Sin embargo, nada impide que se puedan ratificar para otros años más o, inclusive, aunque fueran revisadas, mantenerlas sin revivir el abusivo cobro que se hacía sólo por entrar al Parque del Jaguar.

Otras medidas para rescatar a Tulum de su crisis

Si bien la cancelación y reducción de tarifas resuelve el problema fundamental que ha causado la crisis turística de Tulum, el gobierno federal también reconoció otros para los que planteó soluciones.

Es el caso del acceso a las playas, pues de noviembre del año pasado a la fecha se han abierto 10 accesos gratuitos a playas públicas: tres en las entradas del Parque del Jaguar, que son el Centro de Atención a Visitantes (Catvi), el acceso tradicional y el acceso sur; otras seis en el mismo perímetros del Parque del Jaguar y dos en la zona hotelera.

Pero el Grupo Mundo Maya obligaba a los que visitaban solo las playas públicas a ingresar a pie, mientras que para usar el transporte del parque debían pagar toda la tarifa del mismo.

Para solucionar esto, se determinó que los visitantes que sólo van a las playas puedan usar el transporte eléctrico del Parque del Jaguar con el pago de sólo 20 pesos por persona.

Los roces con el personal de la Guardia Nacional asignado al Parque del Jaguar son otro problema, el cual buscan resolver con la implementación con sus elementos de un modelo de atención y cuidado al turista.

También se anunció la construcción del estacionamiento en el acceso sur del parque, porque quienes ingresaban a las playas públicas tenían que caminar hasta 4 kilómetros desde el estacionamiento del Catvi.
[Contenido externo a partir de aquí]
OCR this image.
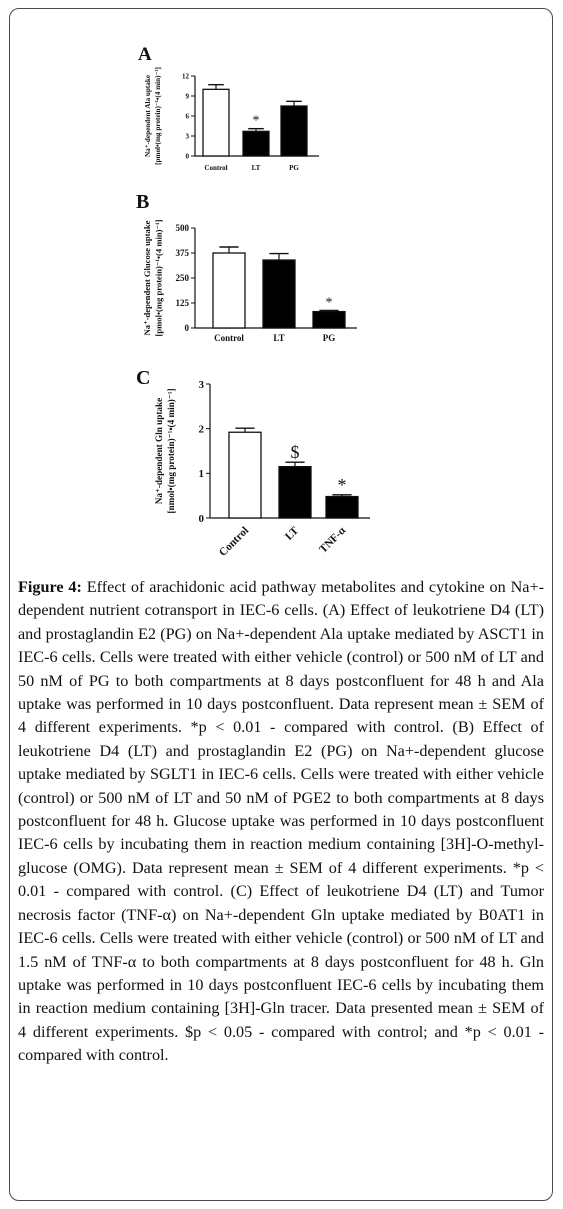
A
0
3
6
9
12
Na⁺-dependent Ala uptake [pmol•(mg protein)⁻¹•(4 min)⁻¹]
Control
*
LT	PG
B
0
125
250
375
500
Na⁺-dependent Glucose uptake [pmol•(mg protein)⁻¹•(4 min)⁻¹]
Control	LT
*
PG
C
0
1
2
3
Na⁺-dependent Gln uptake [nmol•(mg protein)⁻¹•(4 min)⁻¹]
Control
$
LT
*
TNF-α

Figure 4: Effect of arachidonic acid pathway metabolites and cytokine on Na+-dependent nutrient cotransport in IEC-6 cells. (A) Effect of leukotriene D4 (LT) and prostaglandin E2 (PG) on Na+-dependent Ala uptake mediated by ASCT1 in IEC-6 cells. Cells were treated with either vehicle (control) or 500 nM of LT and 50 nM of PG to both compartments at 8 days postconfluent for 48 h and Ala uptake was performed in 10 days postconfluent. Data represent mean ± SEM of 4 different experiments. *p < 0.01 - compared with control. (B) Effect of leukotriene D4 (LT) and prostaglandin E2 (PG) on Na+-dependent glucose uptake mediated by SGLT1 in IEC-6 cells. Cells were treated with either vehicle (control) or 500 nM of LT and 50 nM of PGE2 to both compartments at 8 days postconfluent for 48 h. Glucose uptake was performed in 10 days postconfluent IEC-6 cells by incubating them in reaction medium containing [3H]-O-methyl-glucose (OMG). Data represent mean ± SEM of 4 different experiments. *p < 0.01 - compared with control. (C) Effect of leukotriene D4 (LT) and Tumor necrosis factor (TNF-α) on Na+-dependent Gln uptake mediated by B0AT1 in IEC-6 cells. Cells were treated with either vehicle (control) or 500 nM of LT and 1.5 nM of TNF-α to both compartments at 8 days postconfluent for 48 h. Gln uptake was performed in 10 days postconfluent IEC-6 cells by incubating them in reaction medium containing [3H]-Gln tracer. Data presented mean ± SEM of 4 different experiments. $p < 0.05 - compared with control; and *p < 0.01 - compared with control.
Además, se va a derribar el muro que se colocó en la que era la entrada tradicional a la zona arqueológica, para sustituirlo por un arco tipo malla que permita ver desde fuera la zona arqueológica y la apertura de la entrada directa, lo cual también terminará con los perjuicios que padecen los artesanos desde que se reubicó la entrada principal al Catvi del Parque del Jaguar.
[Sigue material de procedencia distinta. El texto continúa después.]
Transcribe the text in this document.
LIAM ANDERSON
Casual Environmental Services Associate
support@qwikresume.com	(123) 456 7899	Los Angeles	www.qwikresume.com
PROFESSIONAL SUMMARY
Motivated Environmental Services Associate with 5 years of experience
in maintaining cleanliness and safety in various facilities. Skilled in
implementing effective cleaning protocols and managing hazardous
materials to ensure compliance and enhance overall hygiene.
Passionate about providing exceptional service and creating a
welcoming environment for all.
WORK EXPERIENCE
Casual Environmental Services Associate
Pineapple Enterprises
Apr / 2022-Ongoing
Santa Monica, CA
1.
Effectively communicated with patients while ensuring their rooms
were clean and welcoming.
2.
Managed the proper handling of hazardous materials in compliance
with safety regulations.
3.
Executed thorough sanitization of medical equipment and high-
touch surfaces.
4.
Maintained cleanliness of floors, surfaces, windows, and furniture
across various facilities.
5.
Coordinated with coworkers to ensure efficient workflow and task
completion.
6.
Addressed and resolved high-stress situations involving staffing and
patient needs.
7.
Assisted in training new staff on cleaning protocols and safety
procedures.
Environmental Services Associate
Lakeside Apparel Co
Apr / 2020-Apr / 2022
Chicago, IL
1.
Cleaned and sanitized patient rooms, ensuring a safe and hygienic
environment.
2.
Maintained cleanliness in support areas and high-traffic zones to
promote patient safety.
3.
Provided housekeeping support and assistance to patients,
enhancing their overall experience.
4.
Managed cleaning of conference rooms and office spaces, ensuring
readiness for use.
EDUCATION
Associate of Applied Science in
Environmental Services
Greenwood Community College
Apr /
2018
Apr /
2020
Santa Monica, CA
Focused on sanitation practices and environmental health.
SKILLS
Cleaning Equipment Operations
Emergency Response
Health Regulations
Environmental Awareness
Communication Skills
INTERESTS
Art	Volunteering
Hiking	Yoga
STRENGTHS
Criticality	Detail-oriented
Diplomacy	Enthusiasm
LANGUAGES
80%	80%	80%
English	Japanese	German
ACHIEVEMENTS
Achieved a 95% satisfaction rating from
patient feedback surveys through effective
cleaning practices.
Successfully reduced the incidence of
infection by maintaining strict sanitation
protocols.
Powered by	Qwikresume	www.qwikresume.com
Otras acciones que se anunciaron incluyen abaratar los traslados entre el aeropuerto y la ciudad de Tulum y hasta un nuevo sistema de transporte urbano, dada las quejas que se tienen por los altos costos que cobran los taxistas.
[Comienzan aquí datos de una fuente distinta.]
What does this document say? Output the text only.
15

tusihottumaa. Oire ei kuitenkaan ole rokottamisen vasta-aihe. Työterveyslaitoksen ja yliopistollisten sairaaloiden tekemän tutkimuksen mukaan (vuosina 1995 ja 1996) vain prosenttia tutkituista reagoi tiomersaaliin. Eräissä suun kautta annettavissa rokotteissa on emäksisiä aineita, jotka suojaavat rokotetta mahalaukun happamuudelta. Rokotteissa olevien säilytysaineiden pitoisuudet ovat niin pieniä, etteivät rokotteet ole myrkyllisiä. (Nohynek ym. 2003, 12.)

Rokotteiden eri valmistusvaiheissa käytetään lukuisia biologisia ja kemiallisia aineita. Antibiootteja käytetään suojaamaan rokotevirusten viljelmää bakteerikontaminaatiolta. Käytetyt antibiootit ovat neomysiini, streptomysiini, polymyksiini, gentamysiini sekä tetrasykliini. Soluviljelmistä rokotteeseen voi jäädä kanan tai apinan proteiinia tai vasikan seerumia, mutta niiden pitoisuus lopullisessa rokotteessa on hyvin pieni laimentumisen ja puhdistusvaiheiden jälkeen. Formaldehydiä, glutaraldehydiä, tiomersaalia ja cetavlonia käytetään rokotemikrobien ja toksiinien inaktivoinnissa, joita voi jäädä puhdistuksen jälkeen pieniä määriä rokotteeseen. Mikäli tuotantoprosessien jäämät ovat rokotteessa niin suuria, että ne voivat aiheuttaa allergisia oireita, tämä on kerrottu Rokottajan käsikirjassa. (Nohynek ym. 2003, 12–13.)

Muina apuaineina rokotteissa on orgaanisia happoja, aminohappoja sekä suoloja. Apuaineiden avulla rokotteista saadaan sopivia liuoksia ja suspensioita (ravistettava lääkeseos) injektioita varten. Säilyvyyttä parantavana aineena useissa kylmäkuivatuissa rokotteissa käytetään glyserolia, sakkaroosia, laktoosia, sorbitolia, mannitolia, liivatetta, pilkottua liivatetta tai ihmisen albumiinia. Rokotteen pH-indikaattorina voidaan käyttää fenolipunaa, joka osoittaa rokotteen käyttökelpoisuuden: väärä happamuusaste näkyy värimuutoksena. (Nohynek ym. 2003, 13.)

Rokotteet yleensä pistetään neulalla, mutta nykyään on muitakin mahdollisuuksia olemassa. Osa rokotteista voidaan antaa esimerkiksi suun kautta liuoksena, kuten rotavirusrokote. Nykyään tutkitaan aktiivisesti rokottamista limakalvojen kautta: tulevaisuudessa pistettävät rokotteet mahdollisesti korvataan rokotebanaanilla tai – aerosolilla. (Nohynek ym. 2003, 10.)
También se prevé la profesionalización y certificación para prestadores de servicios, ordenamiento y mejoras de servicios públicos en el centro urbano, una campaña de promoción, atracción de nuevas rutas aéreas, revisión del padrón de prestadores de servicios turísticos del área natural protegida, la verificación de los giros comerciales turísticos y el control de los precios al consumidor en el sector turístico.

Se espera que con estas y otras más acciones se pueda revertir el daño que le hizo a Tulum la implementación de una política extractiva del gobierno federal, que veía en el destino sólo una fuente de recursos para la Sedena y la hacienda federal, con la esperanza de que, combinada con medidas para frenar abusos y deficiencias en la prestación de servicios, se cambie esa visión hacia la de un sitio donde la experiencia de los visitantes invite a volver y los beneficios puedan ser, antes que todo, para sus residentes.